How to Proxy and Modify OpenAI Stream Responses for Enhanced User Experience

Tech Tim (@TechTim42)
4 min readJan 16, 2024

--

Recently, we encountered a requirement to develop a function that proxies and modifies a stream from OpenAI. Essentially, our goal is to receive the GPT-4 response in a stream, but instead of directly returning the stream to the front-end, we aim to modify the value within the stream and then return the modified value to the front-end application.

Is this possible? The answer is Yes. This article discusses how to pipe a stream in NodeJS/ExpressJS to achieve better FCP (First Contentful Paint). Simultaneously, this article explains the process of modifying the stream content.

Why people want to use stream as Response?

The Reason is simple and straightforward in most of cases, to have better UX

It is similar to the concept we have in front end and UX, FCP (First Contentful Paint), streaming is a way to reduce the FCP time to let users to have a better UX.

Move from Long Spinning to Early Partial Rendering:

This Table and Gifs are From Mike Borozdin.

How to achieve it in NodeJS?

It is very simple and straightforward in Node.

If using Axios, it could be done in a few lines through a pipe

const streamResponse = await axios.get(sourceApiUrl, {responseType: 'stream'});  // this line was used to simulate OpenAI GPT4 Response
res.writeHead(200, {'Content-Type': 'text/plain'});
streamResponse.data.pipe(res);

What are the challenges here then?

If it the requirement is only to proxy the stream, using a pipe is all that is needed. The entire task is simply to build a proxy service for the OpenAI API.. Unluckily, the challenges here are the modification part.

Modification

In NodeJs, Transformer class is use to modify the streaming chunks, so we could update the codes to be like this

const response = await axios.get(sourceApiUrl, {responseType: 'stream'});  
res.setHeader('Content-Type', 'application/json');
const modifyStream = new Transform({
transform(chunk, encoding, callback: any) {
const modifiedChunk = chunk.toString().toUpperCase(); // modify the content to uppercase
callback(null, modifiedChunk);
}
});
response.data.pipe(modifyStream).pipe(res);

Before the pipe to express response, modifyStream transformer was added, to modify the content before return to consumers.
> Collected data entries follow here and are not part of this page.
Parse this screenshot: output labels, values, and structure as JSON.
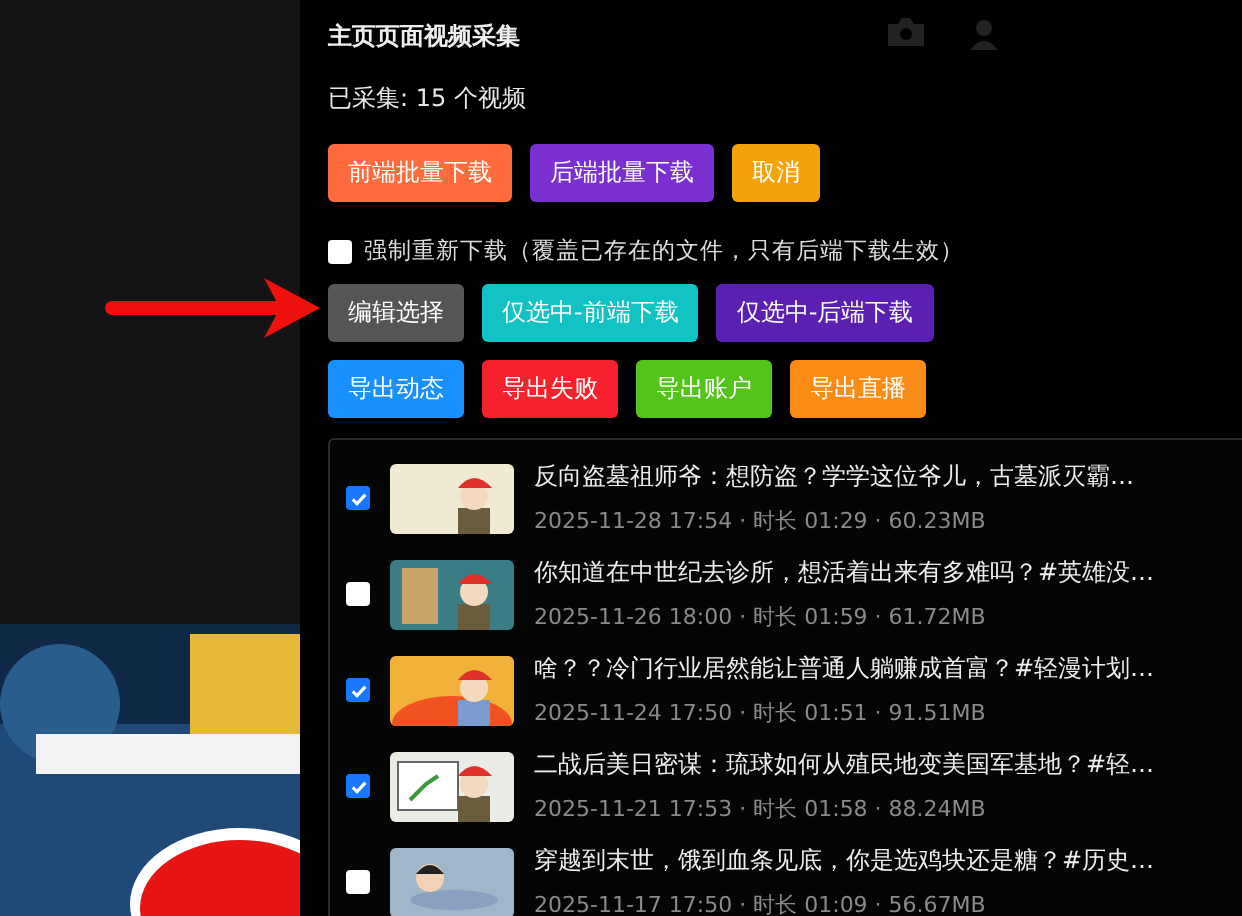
{
  "panel": {
    "title": "主页页面视频采集",
    "count": "已采集: 15 个视频"
  },
  "action_rows": [
    [
      {
        "label": "前端批量下载",
        "color": "#ff6b3d"
      },
      {
        "label": "后端批量下载",
        "color": "#7b2fd1"
      },
      {
        "label": "取消",
        "color": "#f5a20a"
      }
    ]
  ],
  "force_redownload": {
    "label": "强制重新下载（覆盖已存在的文件，只有后端下载生效）",
    "checked": false
  },
  "selection_rows": [
    [
      {
        "label": "编辑选择",
        "color": "#555555"
      },
      {
        "label": "仅选中-前端下载",
        "color": "#13c2c2"
      },
      {
        "label": "仅选中-后端下载",
        "color": "#5b1fb2"
      }
    ],
    [
      {
        "label": "导出动态",
        "color": "#1890ff"
      },
      {
        "label": "导出失败",
        "color": "#f5222d"
      },
      {
        "label": "导出账户",
        "color": "#52c41a"
      },
      {
        "label": "导出直播",
        "color": "#fa8c16"
      }
    ]
  ],
  "videos": [
    {
      "title": "反向盗墓祖师爷：想防盗？学学这位爷儿，古墓派灭霸…",
      "meta": "2025-11-28 17:54 · 时长 01:29 · 60.23MB",
      "checked": true
    },
    {
      "title": "你知道在中世纪去诊所，想活着出来有多难吗？#英雄没…",
      "meta": "2025-11-26 18:00 · 时长 01:59 · 61.72MB",
      "checked": false
    },
    {
      "title": "啥？？冷门行业居然能让普通人躺赚成首富？#轻漫计划…",
      "meta": "2025-11-24 17:50 · 时长 01:51 · 91.51MB",
      "checked": true
    },
    {
      "title": "二战后美日密谋：琉球如何从殖民地变美国军基地？#轻…",
      "meta": "2025-11-21 17:53 · 时长 01:58 · 88.24MB",
      "checked": true
    },
    {
      "title": "穿越到末世，饿到血条见底，你是选鸡块还是糖？#历史…",
      "meta": "2025-11-17 17:50 · 时长 01:09 · 56.67MB",
      "checked": false
    }
  ]
}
What if the stream response is not a chunk of text

We have to consider about this case as well, now many people are using the function and json response in GPT4 now, which means a simple transformer will not work as expected for modifying the stream content.

For example, to modify a chunk of unfinished JSON response in a stream,

  • We need to make sure the content is a valid JSON
  • At the same time, we need to make change on top of it, and return the modified content as early as possible to consumers.

However, JSON is a strongly structured data type, and it is not considered valid until it is closed with its curly bracket }.

This is a Node package to parse partial JSON.

import { parse } from 'best-effort-json-parser'
let data = parse(`[1, 2, {"a": "apple`)
console.log(data) // [1, 2, { a: 'apple' }]

On top of it, there is even simpler one, ‘http-streaming-request

const stream = makeStreamingJsonRequest({
url: "/some-api",
method: "POST",
});
for await (const data of stream) {
// if the API only returns [{"name": "Joe
// the line below will print `[{ name: "Joe" }]`
console.log(data);
}

In this case, we can update our codes to use it to make the modification for the streaming content.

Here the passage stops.